La pertenencia, relación e introducción de líderes evangélicos y religiosos dentro del Gobierno constituye un daño letal a la integridad, función, misión y papel profético de la iglesia a favor de la sociedad.
Es bien sabido que en lugar de ejercer una influencia de presión con la crítica, exhortación y orientación dentro del poder, estos representantes de la comunidad cristiana lo que hacen es someterse a los intereses de los manejadores de la cosa pública.
Y mientras más corrupto sea un gobierno, peor es la situación.

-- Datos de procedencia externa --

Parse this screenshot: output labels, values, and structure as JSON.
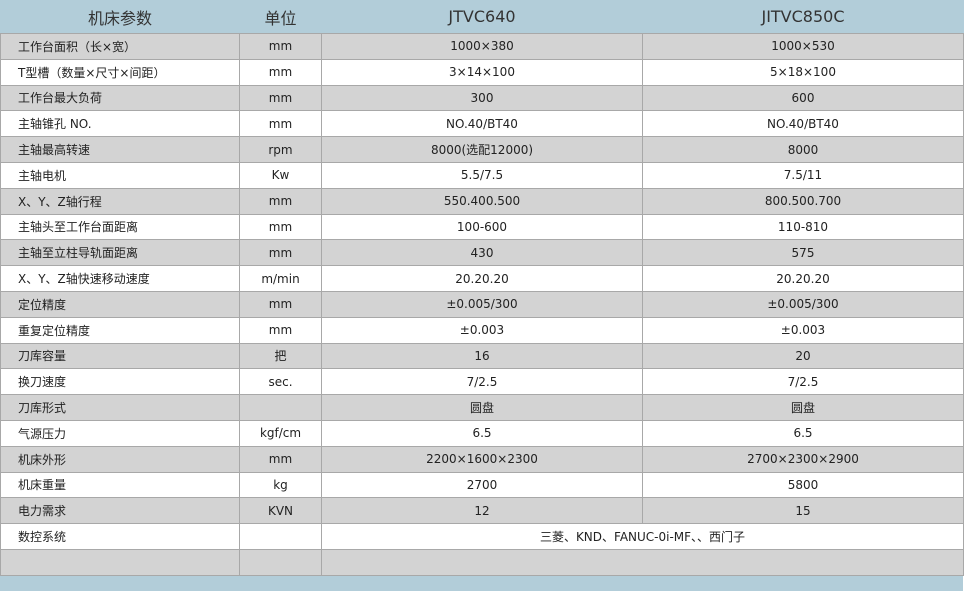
{
  "header": [
    "机床参数",
    "单位",
    "JTVC640",
    "JITVC850C"
  ],
  "rows": [
    [
      "工作台面积（长×宽）",
      "mm",
      "1000×380",
      "1000×530"
    ],
    [
      "T型槽（数量×尺寸×间距）",
      "mm",
      "3×14×100",
      "5×18×100"
    ],
    [
      "工作台最大负荷",
      "mm",
      "300",
      "600"
    ],
    [
      "主轴锥孔 NO.",
      "mm",
      "NO.40/BT40",
      "NO.40/BT40"
    ],
    [
      "主轴最高转速",
      "rpm",
      "8000(选配12000)",
      "8000"
    ],
    [
      "主轴电机",
      "Kw",
      "5.5/7.5",
      "7.5/11"
    ],
    [
      "X、Y、Z轴行程",
      "mm",
      "550.400.500",
      "800.500.700"
    ],
    [
      "主轴头至工作台面距离",
      "mm",
      "100-600",
      "110-810"
    ],
    [
      "主轴至立柱导轨面距离",
      "mm",
      "430",
      "575"
    ],
    [
      "X、Y、Z轴快速移动速度",
      "m/min",
      "20.20.20",
      "20.20.20"
    ],
    [
      "定位精度",
      "mm",
      "±0.005/300",
      "±0.005/300"
    ],
    [
      "重复定位精度",
      "mm",
      "±0.003",
      "±0.003"
    ],
    [
      "刀库容量",
      "把",
      "16",
      "20"
    ],
    [
      "换刀速度",
      "sec.",
      "7/2.5",
      "7/2.5"
    ],
    [
      "刀库形式",
      "",
      "圆盘",
      "圆盘"
    ],
    [
      "气源压力",
      "kgf/cm",
      "6.5",
      "6.5"
    ],
    [
      "机床外形",
      "mm",
      "2200×1600×2300",
      "2700×2300×2900"
    ],
    [
      "机床重量",
      "kg",
      "2700",
      "5800"
    ],
    [
      "电力需求",
      "KVN",
      "12",
      "15"
    ]
  ],
  "cnc_row": [
    "数控系统",
    "",
    "三菱、KND、FANUC-0i-MF、、西门子"
  ]
}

En una palabra, la iglesia lamentablemente está callando lo que debe combatir con su discurso de llamado a la ética, a la moral y los buenos principios.
Eso es muy dañino para la integridad de la obra y la defensa de los intereses del mismo pueblo.
Ya pocas cosas quedan al lado de los pobres y de los que virtualmente no tienen voz.
Históricamente ha sido siempre un peligro la unión estrecha entre el Estado y la religión.
Cada uno debe estar en su lugar.
En este intento antinatural de unión, siempre es la religión y el mismo pueblo los que más pierden.
La fuerza política tiene la capacidad de avasallar, de arropar y de llevarse todo por delante.
Y la forma en que se está practicando la política hoy día, acelera aún más el peligro.
Los que controlan el poder quieren retenerlo valiéndose de todas las artimañas posibles.
Por tal razón, nunca habrá escrúpulos para buscar la manera de mancillar o corromper a cualquiera que pueda contribuir con esto.
Las iglesias y el campo religioso han sido vistos como un recurso que debe capitalizarse en término electoral.
La mejor forma ha sido tratar con los cabezas ofreciéndoles facilidades, posiciones y recursos amañados.